Goetia is a point and click puzzle game set in Europe in 1941. The focus is on exploring the dilapidated Blackwood manor and abandoned surroundings as Abigail Blackwood, the ghost of a 12 year old girl who died in the manor 39 years prior. Players search for clues, pass through walls, possess objects, and solve challenging puzzles in over 90 rooms. Discover the haunting story of what happened to the Blackwood family both prior to and after Abigail’s death, as well as the fate of the surrounding area.
Release Date: April 14th, 2016
Publisher: Square Enix
Format: PC Game
First playthrough time: 6 hours
All endings play time: 6.5 hours total
- Captivating atmosphere
- Many notes, diaries, etc to transmit the story from multiple perspectives
- Wide area to explore
- Many characters
- Interesting puzzles
- Some puzzles require musical knowledge / aptitude
- Some puzzles have answers that never make sense
- Some characters that are present are permanently “off screen”
The atmosphere and story of Goetia are at least half the experience. There are many notes, diaries, letters etc for the player to find while exploring the dark dead world of the Blackwood manor and surrounding area. The visual setting and music revolve around themes of haunting, dilapidation, and the occult. A feeling of foreboding and “something terrible happened here” permeates all the areas the player explores. While the visual styles of the locations varies, they all maintain that unwelcome feeling of unease.
There are an assortment of characters to learn about. Mostly these are members of the Blackwood family over 3 generations, but local townsfolk are also brought into the mix to varying degrees. These include a local shopkeeper, a love interest of one of the youngest Blackwood generation members, and a clergyman, among others. It’s interesting to see each character from the perspective of others and across different points in their lives. Characters also have differing opinions on WWII which is the distant backdrop of the game. It speaks to each character’s level of “in touch with reality” to see which characters worry about and have practical concerns regarding the bombings nearby and which are either oblivious or losing all sense of reason.
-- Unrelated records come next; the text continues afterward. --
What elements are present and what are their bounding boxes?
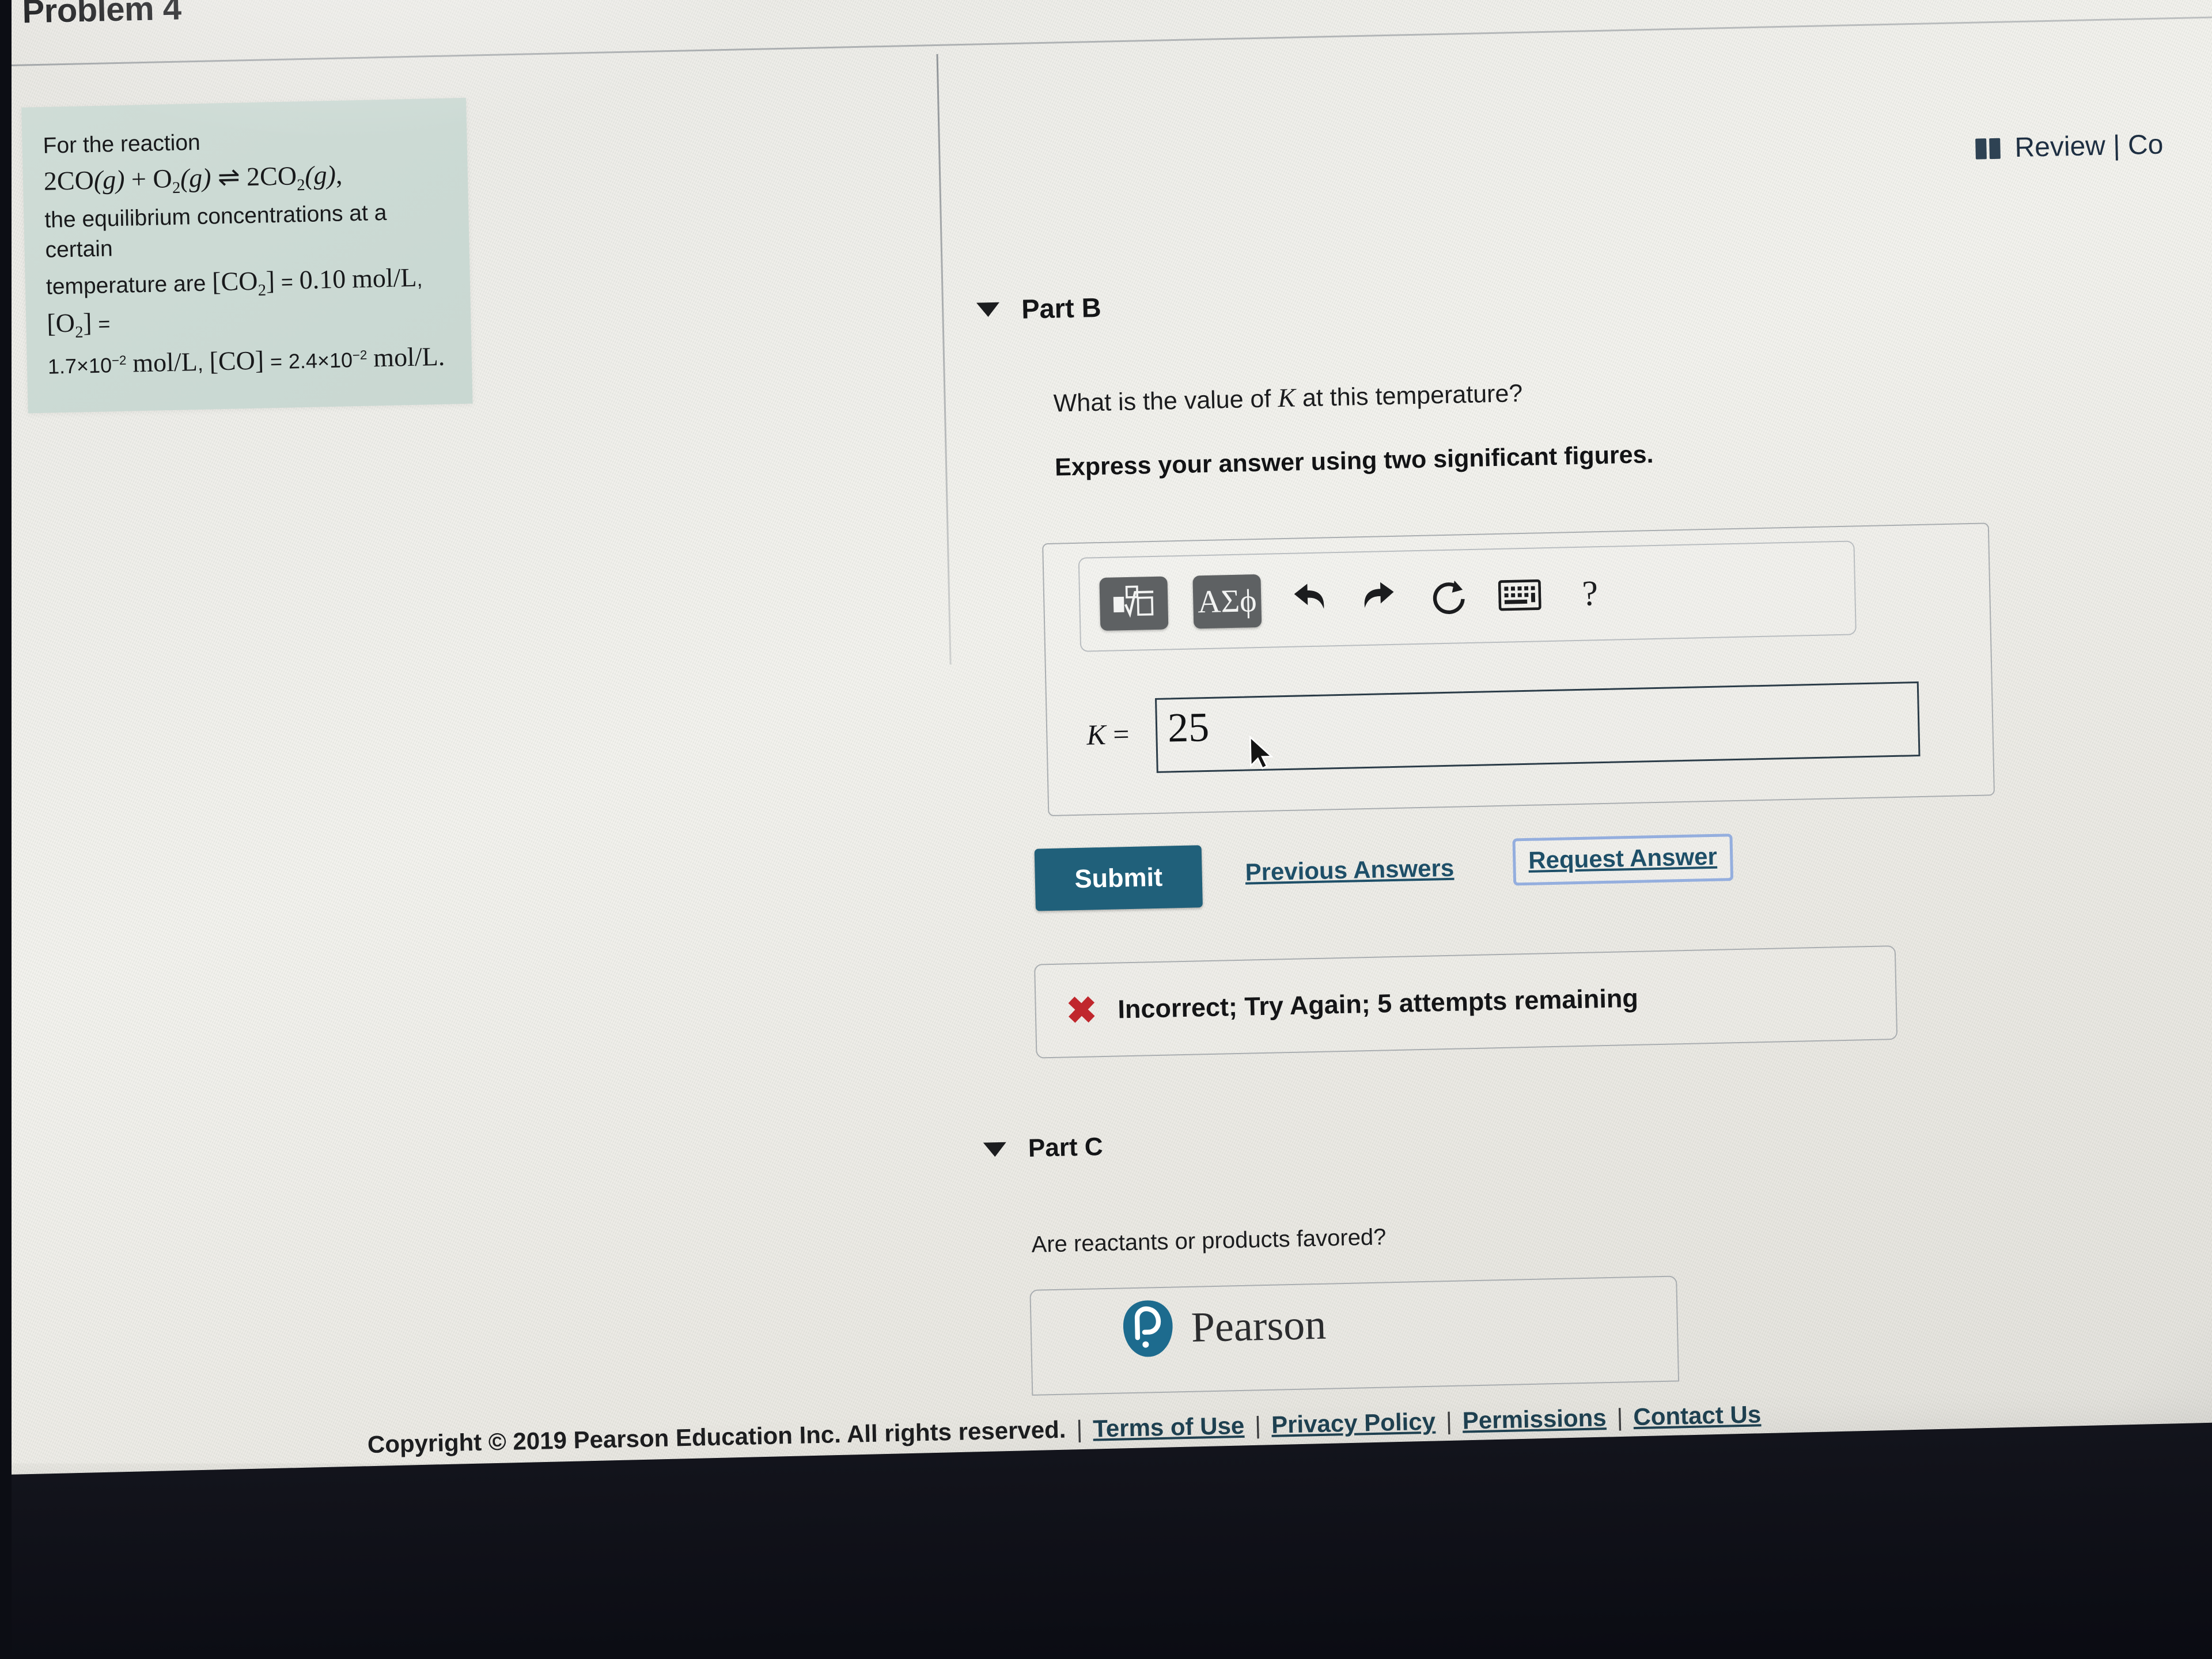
mouse-pointer-icon <box>1249 735 1274 770</box>
species-o2-value: 1.7×10−2 <box>47 353 127 378</box>
permissions-link[interactable]: Permissions <box>1462 1404 1607 1434</box>
equation-state-g3: (g) <box>304 160 336 191</box>
equation-co2-sub: 2 <box>296 176 305 195</box>
redo-icon[interactable] <box>1356 575 1402 622</box>
pearson-wordmark: Pearson <box>1190 1301 1327 1351</box>
species-co2-unit: mol/L <box>351 262 417 294</box>
species-co-unit: mol/L <box>373 341 439 373</box>
greek-symbols-button[interactable]: ΑΣϕ <box>1192 574 1262 629</box>
equation-product-co2: 2CO <box>246 161 297 192</box>
problem-body-prefix: temperature are <box>46 271 206 300</box>
species-co-value: 2.4×10−2 <box>288 347 368 373</box>
problem-body-line1: the equilibrium concentrations at a cert… <box>44 200 387 263</box>
review-link[interactable]: Review | Co <box>1975 129 2164 165</box>
review-link-label: Review | Co <box>2014 129 2164 164</box>
equation-o2-sub: 2 <box>172 179 181 198</box>
monitor-surface: Problem 4 For the reaction 2CO(g) + O2(g… <box>0 0 2212 1509</box>
species-co2-value: 0.10 <box>299 264 346 295</box>
part-b-question: What is the value of K at this temperatu… <box>1053 377 1523 418</box>
submit-button[interactable]: Submit <box>1034 845 1203 911</box>
privacy-policy-link[interactable]: Privacy Policy <box>1271 1408 1436 1439</box>
problem-body-line2: temperature are [CO2] = 0.10 mol/L, [O2]… <box>46 262 423 342</box>
redo-arrow-glyph <box>1364 582 1394 608</box>
species-o2-unit: mol/L <box>132 346 198 378</box>
undo-arrow-glyph <box>1294 584 1324 609</box>
species-co: [CO] <box>209 345 264 376</box>
answer-label-equals: = <box>1112 717 1130 751</box>
greek-symbols-label: ΑΣϕ <box>1197 583 1257 620</box>
photographed-screen: Problem 4 For the reaction 2CO(g) + O2(g… <box>0 0 2212 1659</box>
part-b-instruction: Express your answer using two significan… <box>1054 440 1654 482</box>
equation-equilibrium-arrow: ⇌ <box>217 162 241 192</box>
part-b-header[interactable]: Part B <box>976 291 1102 326</box>
footer-separator-1: | <box>1075 1415 1083 1443</box>
answer-label-symbol: K <box>1086 718 1107 751</box>
problem-intro: For the reaction <box>43 130 201 158</box>
part-b-label: Part B <box>1021 291 1102 324</box>
caret-down-icon[interactable] <box>983 1142 1007 1157</box>
species-co-equals: = <box>270 349 283 374</box>
keyboard-icon[interactable] <box>1497 572 1543 618</box>
header-divider <box>2 14 2212 67</box>
monitor-left-edge <box>0 0 12 1659</box>
math-template-button[interactable] <box>1099 576 1169 631</box>
species-o2-equals: = <box>97 312 111 336</box>
question-prefix: What is the value of <box>1053 385 1278 418</box>
equation-plus: + <box>131 164 147 194</box>
species-co2-equals: = <box>281 270 294 294</box>
equation-reactant-co: 2CO <box>43 165 94 196</box>
math-template-icon <box>1113 585 1154 618</box>
question-symbol-k: K <box>1277 382 1296 413</box>
problem-statement-box: For the reaction 2CO(g) + O2(g) ⇌ 2CO2(g… <box>21 97 473 414</box>
terms-of-use-link[interactable]: Terms of Use <box>1093 1412 1245 1443</box>
page-title: Problem 4 <box>21 0 182 31</box>
species-co2: [CO2] <box>211 266 275 300</box>
reset-circle-glyph <box>1433 580 1465 615</box>
contact-us-link[interactable]: Contact Us <box>1633 1400 1762 1431</box>
book-icon <box>1975 138 2002 160</box>
equation-state-g2: (g) <box>180 162 212 194</box>
feedback-text: Incorrect; Try Again; 5 attempts remaini… <box>1117 983 1639 1024</box>
reset-icon[interactable] <box>1426 574 1472 620</box>
problem-equation: 2CO(g) + O2(g) ⇌ 2CO2(g), <box>43 160 343 198</box>
answer-input-value: 25 <box>1167 703 1210 751</box>
species-o2: [O2] <box>46 308 93 342</box>
question-suffix: at this temperature? <box>1295 379 1523 412</box>
part-c-question: Are reactants or products favored? <box>1031 1224 1387 1257</box>
problem-body-line3: 1.7×10−2 mol/L, [CO] = 2.4×10−2 mol/L. <box>47 341 445 378</box>
x-mark-icon: ✖ <box>1066 989 1098 1032</box>
footer-separator-3: | <box>1445 1407 1453 1435</box>
request-answer-label: Request Answer <box>1528 842 1718 874</box>
pearson-logo: Pearson <box>1119 1295 1327 1359</box>
footer-separator-4: | <box>1616 1403 1623 1431</box>
column-divider <box>936 54 952 665</box>
equation-reactant-o2: O <box>152 164 173 194</box>
help-icon[interactable]: ? <box>1567 571 1613 617</box>
keyboard-glyph <box>1498 579 1541 611</box>
browser-page: Problem 4 For the reaction 2CO(g) + O2(g… <box>0 0 2212 1509</box>
equation-state-g1: (g) <box>93 165 126 195</box>
feedback-banner: ✖ Incorrect; Try Again; 5 attempts remai… <box>1034 945 1898 1059</box>
request-answer-button[interactable]: Request Answer <box>1512 834 1733 886</box>
caret-down-icon[interactable] <box>976 302 1000 317</box>
pearson-p-icon <box>1123 1300 1173 1357</box>
part-c-label: Part C <box>1028 1132 1104 1162</box>
undo-icon[interactable] <box>1286 577 1332 623</box>
footer-separator-2: | <box>1254 1411 1262 1439</box>
part-c-header[interactable]: Part C <box>983 1132 1103 1164</box>
previous-answers-link[interactable]: Previous Answers <box>1245 854 1455 887</box>
math-toolbar: ΑΣϕ ? <box>1078 540 1857 652</box>
answer-label: K = <box>1086 717 1130 752</box>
My biggest complaint about the characters of Goetia is that the player is told early on that a certain set of characters still reside in the house. This is directly tied to the story, and they’re essentially the only living characters around. However, you’re only able to actually meet two of these characters in person. The rest you never see, hear, or have any communication with and there doesn’t seem to be a reason for this. The game doesn’t make any excuse for this fact and essentially ignores this inconsistency. I’d have liked to have had at least short dialog with these characters, even if all they told you was a personality appropriate version of “Yes, I’m so-and-so, please go away”. The player just has to take the word of the other two characters that everyone else actually exists.
I would consider the puzzles in Goetia to be medium to hard in terms of difficulty. The puzzles are appropriate for the setting and none are too terribly abstract. A good bit of the puzzles involved which object to use in a certain situation and then figuring out how get that object to the right location. Since after all, you’re a ghost and you can easily pass through places that possessed solid objects cannot. I did not encounter the difficulty of having to guess and check with objects however. Many of the other puzzles in the game require finding clues and hints from writings in other areas and then applying secret codes, chemicals, or hidden actions to progress.
I did however have problems with two types of puzzles in the game. The first was that there was a handful of music puzzles. The music puzzles expected you to have pre-existing knowledge of how to read music sheets and play the piano, as well as musical aptitude to be able to memorize tones. I have none of these abilities and there’s no hint system in the game, so I had to resort to an online walkthrough for almost all of these puzzles. There are also a couple of the hard puzzles that were so abstract or arbitrary that even after looking them up or stumbling upon the answer, completing the game, and reading every piece of in-game text I still have no idea why that was the answer and/or how the player was supposed to come to it.
Overall I found Goetia to be a challenging point and click puzzle game with big emphasis on atmosphere and discovering the story. While I had some complaints, the game was solid, although it didn’t try to stretch the mold in any way. Players interested in the atmosphere and setting that aren’t averse to pulling up an online hint or two will likely enjoy this game.